ÇAĞDAŞ EĞİTİMİN ÖNEMİ

Önüne engeller konulmuş sular bazen taşar; bentleri, barajları yıkarak felaketler oluşturur. Önüne engeller konularak gelişmesi önlenmiş akıllar da taşabilir; o zaman karşımıza El Kaide, IŞİD, Boko Haram vs. olarak çıkıp felaketlere neden olurlar…

Sayın Erdoğan’ın aynı konuşmasında, “Hoca kılıklı şarlatanın peşine takılan insan müsveddeleri; doçent, profesör olmuşlar ama şarlatan için ‘bize şah damarımızdan daha yakın’ diyorlar,” diye tanımladığı FETÖ’cüler, bu şekilde eğitilmiş insanların tipik örnekleridir. Bunların okumuş olmaları, profesör ya da general olmaları fark etmez.

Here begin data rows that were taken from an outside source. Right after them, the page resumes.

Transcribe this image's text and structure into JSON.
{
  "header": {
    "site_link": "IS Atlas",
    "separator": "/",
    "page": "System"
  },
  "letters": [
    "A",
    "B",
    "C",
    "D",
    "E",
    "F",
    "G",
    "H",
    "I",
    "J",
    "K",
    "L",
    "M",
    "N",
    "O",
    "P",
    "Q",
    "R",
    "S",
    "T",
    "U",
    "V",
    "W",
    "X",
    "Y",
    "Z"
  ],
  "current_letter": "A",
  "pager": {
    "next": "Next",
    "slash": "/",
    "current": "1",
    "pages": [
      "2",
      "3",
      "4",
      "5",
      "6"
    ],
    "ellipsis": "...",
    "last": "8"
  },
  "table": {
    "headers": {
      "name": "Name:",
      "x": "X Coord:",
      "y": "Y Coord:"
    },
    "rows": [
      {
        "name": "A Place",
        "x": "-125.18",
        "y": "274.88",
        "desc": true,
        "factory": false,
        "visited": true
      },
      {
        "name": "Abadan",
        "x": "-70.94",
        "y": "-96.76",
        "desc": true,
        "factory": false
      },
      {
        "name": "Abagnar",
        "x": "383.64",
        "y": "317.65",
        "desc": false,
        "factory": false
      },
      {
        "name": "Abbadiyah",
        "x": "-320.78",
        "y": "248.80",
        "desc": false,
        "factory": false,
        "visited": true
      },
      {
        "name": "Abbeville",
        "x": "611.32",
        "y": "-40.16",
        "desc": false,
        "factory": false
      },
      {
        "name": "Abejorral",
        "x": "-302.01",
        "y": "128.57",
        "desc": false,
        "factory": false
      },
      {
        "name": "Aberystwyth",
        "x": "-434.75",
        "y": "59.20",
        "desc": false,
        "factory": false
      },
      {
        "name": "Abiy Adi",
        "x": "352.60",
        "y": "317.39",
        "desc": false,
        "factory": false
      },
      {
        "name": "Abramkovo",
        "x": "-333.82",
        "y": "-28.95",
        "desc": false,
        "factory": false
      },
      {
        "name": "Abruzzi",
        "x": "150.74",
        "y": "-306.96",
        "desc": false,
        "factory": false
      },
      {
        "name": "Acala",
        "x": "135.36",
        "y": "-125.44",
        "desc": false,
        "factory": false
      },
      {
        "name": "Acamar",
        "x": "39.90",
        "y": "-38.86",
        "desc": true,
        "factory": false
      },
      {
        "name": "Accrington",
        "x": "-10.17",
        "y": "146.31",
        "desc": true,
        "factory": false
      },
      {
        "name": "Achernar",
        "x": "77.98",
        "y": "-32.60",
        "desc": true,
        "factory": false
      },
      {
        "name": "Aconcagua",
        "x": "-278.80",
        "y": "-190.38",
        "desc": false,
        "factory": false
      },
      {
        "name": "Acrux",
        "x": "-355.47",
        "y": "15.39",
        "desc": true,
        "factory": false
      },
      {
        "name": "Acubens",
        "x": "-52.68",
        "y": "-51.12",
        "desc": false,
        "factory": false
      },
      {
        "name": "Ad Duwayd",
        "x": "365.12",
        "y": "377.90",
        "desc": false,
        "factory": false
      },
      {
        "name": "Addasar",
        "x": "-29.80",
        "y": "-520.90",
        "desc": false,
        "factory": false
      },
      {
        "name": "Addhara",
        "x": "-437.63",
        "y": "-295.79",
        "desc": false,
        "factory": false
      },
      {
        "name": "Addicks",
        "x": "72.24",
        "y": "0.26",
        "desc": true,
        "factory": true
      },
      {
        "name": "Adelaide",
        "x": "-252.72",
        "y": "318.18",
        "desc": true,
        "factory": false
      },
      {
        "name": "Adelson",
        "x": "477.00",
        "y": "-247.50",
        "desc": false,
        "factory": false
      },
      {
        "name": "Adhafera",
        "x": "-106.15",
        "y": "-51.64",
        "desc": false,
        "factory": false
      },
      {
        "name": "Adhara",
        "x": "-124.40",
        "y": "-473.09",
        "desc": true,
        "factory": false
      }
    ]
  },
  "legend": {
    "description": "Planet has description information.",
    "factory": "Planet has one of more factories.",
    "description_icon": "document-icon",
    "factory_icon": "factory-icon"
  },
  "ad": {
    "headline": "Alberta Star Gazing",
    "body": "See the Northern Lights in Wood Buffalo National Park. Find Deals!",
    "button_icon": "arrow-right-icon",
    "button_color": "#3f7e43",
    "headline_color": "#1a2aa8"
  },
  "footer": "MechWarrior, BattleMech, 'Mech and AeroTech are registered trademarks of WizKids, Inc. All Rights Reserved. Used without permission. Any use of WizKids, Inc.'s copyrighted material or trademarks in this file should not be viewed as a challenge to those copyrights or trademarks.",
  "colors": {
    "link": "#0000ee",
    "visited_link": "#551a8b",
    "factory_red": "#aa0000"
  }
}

  • 15 Temmuz’da gördüğümüz gibi, koskoca generaller, hiçbir askerlik bilgileri olmayan sivil imamların aklına uyup darbe yapmaya kalktılar.

Batı, Aydınlanma Devrimi ile aydınlanmacı eğitime geçerek Ortaçağ karanlığından çıktı ve daha önce gerisinde olduğu Doğu’nun önüne geçti, sömürmeye başladı.

Atatürk devrimlerinin nihai (AS: sonal, soncul) amacı Aydınlanma Devrimi idi.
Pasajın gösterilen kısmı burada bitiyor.